Question

We start with 6 Black playing cards and we add cards to the point where the probability of drawing 2 Red cards in a row without replacement is `1/2`. How many cards do we add?

Answer 1

`15` red cards.

Explanation:

Let the number of red cards to be added to `6` black cards be `x`, where `x` is natural number.

Now probability of getting first red card is `x/(x+6)`

and conditional probability of getting second red card (assuming we have already got one red card) is `(x-1)/(x+5)`, as we are considering without replacement.

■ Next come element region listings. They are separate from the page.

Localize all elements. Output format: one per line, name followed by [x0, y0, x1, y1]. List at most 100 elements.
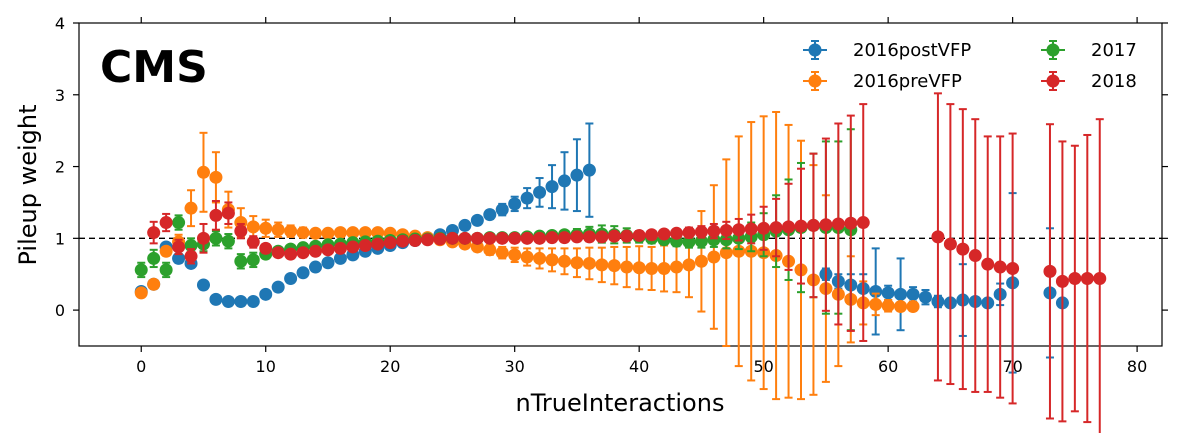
legend-label: 2018 — [1091, 71, 1137, 92]
data-point — [495, 203, 509, 217]
data-point — [632, 261, 646, 275]
x-tick-label: 20 — [380, 357, 400, 376]
legend-marker — [1046, 43, 1060, 57]
data-point — [483, 243, 497, 257]
data-point — [682, 226, 696, 240]
data-point — [321, 226, 335, 240]
x-axis-label: nTrueInteractions — [516, 389, 725, 417]
data-point — [371, 237, 385, 251]
x-tick-label: 0 — [136, 357, 146, 376]
data-point — [1055, 274, 1069, 288]
data-point — [259, 221, 273, 235]
data-point — [918, 290, 932, 304]
data-point — [520, 250, 534, 264]
y-tick-label: 0 — [55, 301, 65, 320]
data-point — [645, 228, 659, 242]
data-point — [582, 256, 596, 270]
data-point — [259, 241, 273, 255]
data-point — [607, 229, 621, 243]
data-point — [333, 226, 347, 240]
data-point — [694, 225, 708, 239]
series-2018 — [147, 92, 1107, 433]
data-point — [259, 287, 273, 301]
data-point — [309, 244, 323, 258]
x-tick-label: 10 — [256, 357, 276, 376]
data-point — [595, 258, 609, 272]
data-point — [284, 247, 298, 261]
legend-marker — [808, 43, 822, 57]
plot-area — [78, 22, 1163, 347]
data-point — [495, 246, 509, 260]
data-point — [147, 251, 161, 265]
data-point — [234, 224, 248, 238]
data-point — [782, 220, 796, 234]
data-point — [196, 231, 210, 245]
y-axis-label: Pileup weight — [14, 104, 42, 265]
data-point — [246, 294, 260, 308]
data-point — [159, 244, 173, 258]
data-point — [657, 227, 671, 241]
data-point — [632, 228, 646, 242]
data-point — [159, 216, 173, 230]
data-point — [906, 300, 920, 314]
data-point — [172, 216, 186, 230]
data-point — [557, 231, 571, 245]
data-point — [246, 220, 260, 234]
data-point — [495, 231, 509, 245]
data-point — [421, 233, 435, 247]
data-point — [234, 254, 248, 268]
x-tick-label: 60 — [878, 357, 898, 376]
x-tick-label: 80 — [1127, 357, 1147, 376]
data-point — [1043, 264, 1057, 278]
data-point — [147, 226, 161, 240]
legend-entry: 2016postVFP — [803, 40, 971, 61]
data-point — [196, 165, 210, 179]
data-point — [582, 163, 596, 177]
data-point — [620, 229, 634, 243]
data-point — [869, 297, 883, 311]
data-point — [159, 263, 173, 277]
data-point — [981, 257, 995, 271]
data-point — [396, 234, 410, 248]
data-point — [296, 266, 310, 280]
experiment-label: CMS — [100, 42, 208, 93]
data-point — [309, 260, 323, 274]
data-point — [819, 218, 833, 232]
data-point — [682, 258, 696, 272]
data-point — [719, 246, 733, 260]
data-point — [209, 292, 223, 306]
data-point — [296, 246, 310, 260]
data-point — [570, 256, 584, 270]
legend: 2016postVFP 2016preVFP 2017 2018 — [803, 40, 1137, 92]
data-point — [831, 217, 845, 231]
data-point — [657, 261, 671, 275]
data-point — [209, 170, 223, 184]
data-point — [794, 219, 808, 233]
legend-entry: 2017 — [1041, 40, 1137, 61]
data-point — [209, 231, 223, 245]
y-tick-label: 3 — [55, 86, 65, 105]
data-point — [732, 223, 746, 237]
data-point — [894, 300, 908, 314]
data-point — [184, 249, 198, 263]
data-point — [545, 253, 559, 267]
data-point — [719, 223, 733, 237]
legend-label: 2017 — [1091, 40, 1137, 61]
data-point — [869, 284, 883, 298]
data-point — [358, 226, 372, 240]
data-point — [196, 278, 210, 292]
data-point — [470, 213, 484, 227]
data-point — [358, 239, 372, 253]
data-point — [968, 249, 982, 263]
data-point — [296, 226, 310, 240]
x-tick-label: 40 — [629, 357, 649, 376]
data-point — [806, 218, 820, 232]
data-point — [221, 206, 235, 220]
data-point — [284, 272, 298, 286]
data-point — [956, 242, 970, 256]
data-point — [1068, 272, 1082, 286]
data-point — [856, 216, 870, 230]
data-point — [333, 241, 347, 255]
legend-entry: 2018 — [1041, 71, 1137, 92]
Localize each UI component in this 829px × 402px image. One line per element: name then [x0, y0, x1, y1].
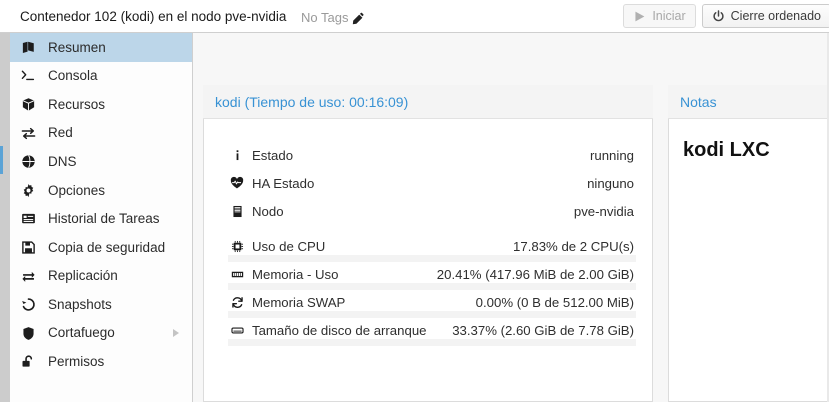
sidebar-item-label: Consola	[48, 68, 98, 84]
sidebar-item-label: Snapshots	[48, 296, 112, 312]
sidebar-item-opciones[interactable]: Opciones	[10, 176, 192, 205]
status-row-nodo: Nodo pve-nvidia	[204, 197, 652, 225]
sidebar-item-label: Red	[48, 125, 73, 141]
floppy-icon	[21, 240, 40, 255]
shutdown-button[interactable]: Cierre ordenado	[701, 4, 829, 28]
status-row-ha-estado: HA Estado ninguno	[204, 169, 652, 197]
status-row-value: ninguno	[587, 175, 634, 191]
globe-icon	[21, 154, 40, 169]
sidebar-item-label: Replicación	[48, 268, 118, 284]
start-button-label: Iniciar	[652, 9, 686, 23]
history-icon	[21, 297, 40, 312]
status-row-value: running	[590, 147, 634, 163]
notes-text: kodi LXC	[683, 139, 770, 161]
status-panel-body: Estado running HA Estado ninguno	[203, 119, 653, 402]
gear-icon	[21, 183, 40, 198]
gauge-row-label: Uso de CPU	[252, 238, 326, 254]
power-icon	[712, 9, 725, 23]
book-icon	[21, 40, 40, 55]
pencil-icon[interactable]	[352, 12, 365, 25]
sidebar-item-label: Opciones	[48, 182, 106, 198]
sidebar-item-label: Permisos	[48, 354, 105, 370]
shutdown-button-label: Cierre ordenado	[730, 9, 821, 23]
sidebar-item-label: Recursos	[48, 96, 106, 112]
status-row-label: Estado	[252, 147, 294, 163]
swap-usage-bar	[228, 311, 636, 318]
cpu-icon	[228, 240, 246, 253]
sidebar-item-label: DNS	[48, 153, 77, 169]
status-row-label: HA Estado	[252, 175, 315, 191]
memory-icon	[228, 268, 246, 281]
gauge-row-label: Memoria - Uso	[252, 266, 339, 282]
sidebar-item-consola[interactable]: Consola	[10, 62, 192, 91]
sidebar-nav: Resumen Consola Recursos	[10, 33, 193, 402]
play-icon	[633, 10, 646, 23]
notes-panel: Notas kodi LXC	[668, 85, 829, 402]
sidebar-item-dns[interactable]: DNS	[10, 147, 192, 176]
gauge-row-label: Memoria SWAP	[252, 294, 346, 310]
sidebar-item-label: Resumen	[48, 39, 106, 55]
disk-usage-bar	[228, 339, 636, 346]
chevron-right-icon	[173, 329, 179, 338]
gauge-row-value: 0.00% (0 B de 512.00 MiB)	[475, 294, 634, 310]
list-icon	[21, 211, 40, 226]
gauge-row-cpu: Uso de CPU 17.83% de 2 CPU(s)	[204, 232, 652, 262]
sidebar-item-recursos[interactable]: Recursos	[10, 90, 192, 119]
sidebar-item-label: Copia de seguridad	[48, 239, 166, 255]
swap-icon	[228, 296, 246, 309]
page-title: Contenedor 102 (kodi) en el nodo pve-nvi…	[20, 9, 287, 24]
gauge-row-label: Tamaño de disco de arranque	[252, 322, 427, 338]
gauge-row-swap: Memoria SWAP 0.00% (0 B de 512.00 MiB)	[204, 288, 652, 318]
sidebar-item-label: Historial de Tareas	[48, 211, 160, 227]
sidebar-item-cortafuego[interactable]: Cortafuego	[10, 319, 192, 348]
status-row-estado: Estado running	[204, 141, 652, 169]
shield-icon	[21, 326, 40, 341]
edge-accent-marker	[0, 146, 3, 174]
top-header-bar: Contenedor 102 (kodi) en el nodo pve-nvi…	[0, 0, 829, 33]
tags-area[interactable]: No Tags	[301, 10, 365, 25]
sidebar-item-label: Cortafuego	[48, 325, 115, 341]
sidebar-item-historial-de-tareas[interactable]: Historial de Tareas	[10, 205, 192, 234]
notes-panel-title: Notas	[668, 85, 829, 119]
status-panel-title: kodi (Tiempo de uso: 00:16:09)	[203, 85, 653, 119]
memory-usage-bar	[228, 283, 636, 290]
hdd-icon	[228, 324, 246, 337]
sidebar-item-copia-de-seguridad[interactable]: Copia de seguridad	[10, 233, 192, 262]
sidebar-item-resumen[interactable]: Resumen	[10, 33, 192, 62]
gauge-row-value: 20.41% (417.96 MiB de 2.00 GiB)	[436, 266, 634, 282]
right-scroll-edge[interactable]	[827, 33, 829, 402]
status-row-label: Nodo	[252, 203, 284, 219]
start-button[interactable]: Iniciar	[623, 4, 696, 28]
left-edge-strip	[0, 33, 10, 402]
status-row-value: pve-nvidia	[573, 203, 634, 219]
status-panel: kodi (Tiempo de uso: 00:16:09) Estado ru…	[203, 85, 653, 402]
unlock-icon	[21, 354, 40, 369]
sidebar-item-snapshots[interactable]: Snapshots	[10, 290, 192, 319]
replication-icon	[21, 269, 40, 284]
sidebar-item-red[interactable]: Red	[10, 119, 192, 148]
sidebar-item-replicacion[interactable]: Replicación	[10, 262, 192, 291]
status-rows: Estado running HA Estado ninguno	[204, 119, 652, 346]
gauge-row-value: 33.37% (2.60 GiB de 7.78 GiB)	[452, 322, 634, 338]
terminal-icon	[21, 68, 40, 83]
sidebar-item-permisos[interactable]: Permisos	[10, 348, 192, 377]
row-spacer	[204, 225, 652, 232]
gauge-row-value: 17.83% de 2 CPU(s)	[513, 238, 634, 254]
tags-label: No Tags	[301, 10, 349, 25]
info-icon	[228, 149, 246, 162]
gauge-row-disco: Tamaño de disco de arranque 33.37% (2.60…	[204, 316, 652, 346]
server-icon	[228, 205, 246, 218]
toolbar-buttons: Iniciar Cierre ordenado	[623, 4, 829, 28]
cpu-usage-bar	[228, 255, 636, 262]
heartbeat-icon	[228, 176, 246, 190]
notes-panel-body[interactable]: kodi LXC	[668, 119, 829, 402]
network-arrows-icon	[21, 126, 40, 141]
cube-icon	[21, 97, 40, 112]
gauge-row-memoria: Memoria - Uso 20.41% (417.96 MiB de 2.00…	[204, 260, 652, 290]
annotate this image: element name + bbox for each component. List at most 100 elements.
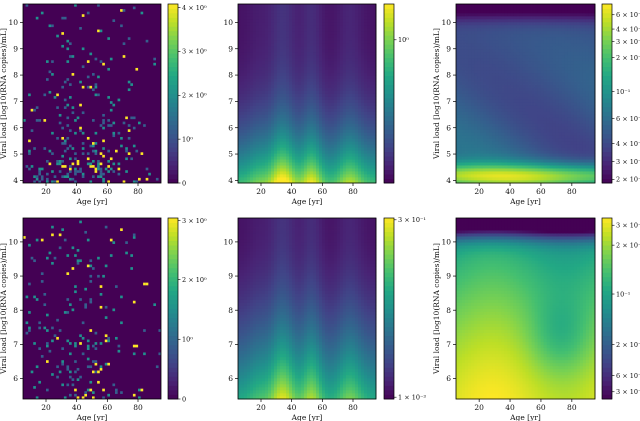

Hence probability of drawing `2` red cards, without replacement, is
`x/(x+6)xx(x-1)/(x+5)` and as this probability is `1/2`, we have

`(x(x-1))/((x+6)(x+5))=1/2`

or `2x(x-1)=(x+6)(x+5)`

or `2x^2-2x=x^2+11x+30`

or `x^2-13x-30=0`

or `(x-15)(x+2)=0`

i.e. `x=15` or `x=-2`

But as number of red cards can only be a natural number

`x=15`

Answer 2

If we only add Red cards, 15. If we don't limit the colour of cards added, there is no number that can be added that will achieve that probability.

Explanation:

Let me first point out that if we're talking about solely red cards being added, the answer is 15 and the details are here:

https://socratic.org/questions/how-many-red-cards-must-be-added-to-6-black-cards-so-that-the-probability-of-dra?source=search

That said, this question does not limit itself to red cards being added, and so we can have both black and red added. If we don't limit ourselves to a single pack of cards and can instead draw from an infinite supply of mixed cards , we can approach the question this way - first I'll lay out the starting argument the same way the question handling adding solely red cards does:

We have (B)lack cards and (R)ed cards. We start with `B=6` and want to add R so that the odds of drawing 2 R, without replacement, is `1/2`. How many R must we add?

The odds of drawing an R on a single draw is:

`R/(R+B)`

and so for example if we have `R=B=6`, we'd have the odds of drawing an R to be:

`6/(6+6)=6/12=1/2`

So now let's add that second draw into the mix. We've already drawn an R and so we have one R less, so the ratio for the second draw is:

`(R-1)/((R-1)+B)`

Which means that the two draws taken together are:

`(R/(R+B))((R-1)/((R-1)+B))`

Now in the analysis with working with only adding R, we know that `B=6`. We don't know that here. We know that `B >=6` and that, in general, the number of R we add will be equal to the number of B added, so we can express that as:

`B=6+R`

We still want the odds of the two draws to be `1/2`, so we'll get:

`(R/(R+6+R))((R-1)/((R-1)+6+R))=1/2`

`(R/(2R+6))((R-1)/(2R+5))=1/2`

`(R(R-1))/((2R+6)(2R+5))=1/2`

`(R^2-R)/(4R^2+22R+30)=1/2`

`2(R^2-R)=4R^2+22R+30`

`2R^2-2R=4R^2+22R+30`

`0=2R^2+24R+30`

And now I'll use the Quadratic Formula:

`x = (-b \pm sqrt(b^2-4ac)) / (2a)`

`x = (-24 \pm sqrt(24^2-4(2)(30))) / (2(2))`

`x = (-24 \pm sqrt(576-240)) / 4`

`x = (-24 \pm sqrt(336)) / 4`

`x~= (-24 \pm 18.33) / 4`

And all we end up with is negative results. This means there are no number of mixed cards that will give us the probability of drawing 2 R in a row with the odds of `1/2`.